J Hematol Oncol. 2014 Oct 23;7:79. doi: 10.1186/s13045-014-0079-z.
Recently it was reported that microRNA from the miR-17 ~ 92 family may have a key role in chronic lymphocytic leukemia (CLL). Here, we designed specific oligonucleotides to target endogenous miR-17 (antagomiR17). In-vitro administration of antagomiR17 effectively reduced miR-17 expression and the proliferation of CLL-like MEC-1 cells. When injected in-vivo in tumor generated by the MEC-1 cells in SCID mice, antagomiR17 dramatically reduced tumor growth and significantly increase survival. Altogether, our results provide the rationale for the use of antagomiR17 as a novel potential therapeutic tool in CLL and in other lymphoproliferative disorders where miR-17 has a driver role in tumor progression.

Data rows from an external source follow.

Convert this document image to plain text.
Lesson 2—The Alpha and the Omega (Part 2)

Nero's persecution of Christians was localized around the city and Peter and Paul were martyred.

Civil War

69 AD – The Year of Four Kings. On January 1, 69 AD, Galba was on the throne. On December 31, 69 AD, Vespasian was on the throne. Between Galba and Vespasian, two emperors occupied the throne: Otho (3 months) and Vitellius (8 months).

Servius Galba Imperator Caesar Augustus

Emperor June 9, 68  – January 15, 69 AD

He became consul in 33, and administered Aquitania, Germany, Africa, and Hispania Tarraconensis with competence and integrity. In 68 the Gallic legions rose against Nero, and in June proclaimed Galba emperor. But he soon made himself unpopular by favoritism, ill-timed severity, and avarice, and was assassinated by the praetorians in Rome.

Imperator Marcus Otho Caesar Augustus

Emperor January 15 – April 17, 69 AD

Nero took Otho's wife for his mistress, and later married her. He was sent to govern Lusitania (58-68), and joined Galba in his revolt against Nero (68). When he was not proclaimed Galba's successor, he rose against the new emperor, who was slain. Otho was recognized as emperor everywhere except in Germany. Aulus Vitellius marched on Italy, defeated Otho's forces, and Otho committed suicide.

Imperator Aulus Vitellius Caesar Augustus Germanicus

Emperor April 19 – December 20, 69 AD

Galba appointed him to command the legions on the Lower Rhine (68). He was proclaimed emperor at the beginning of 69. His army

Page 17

最近有报道称,来自miR-17 ~ 92家族的微小RNA可能在慢性淋巴细胞白血病(CLL)中起关键作用。在此,我们设计了特异性寡核苷酸靶向内源性miR-17(抗miR-17)。体外给予抗miR-17可有效降低miR-17表达及CLL样MEC-1细胞的增殖。当将抗miR-17注射到SCID小鼠体内由MEC-1细胞产生的肿瘤中时,抗miR-17显著降低肿瘤生长并显著延长生存期。总之,我们的结果为抗miR-17作为CLL以及其他miR-17在肿瘤进展中起驱动作用的淋巴增殖性疾病的新型潜在治疗工具提供了理论依据。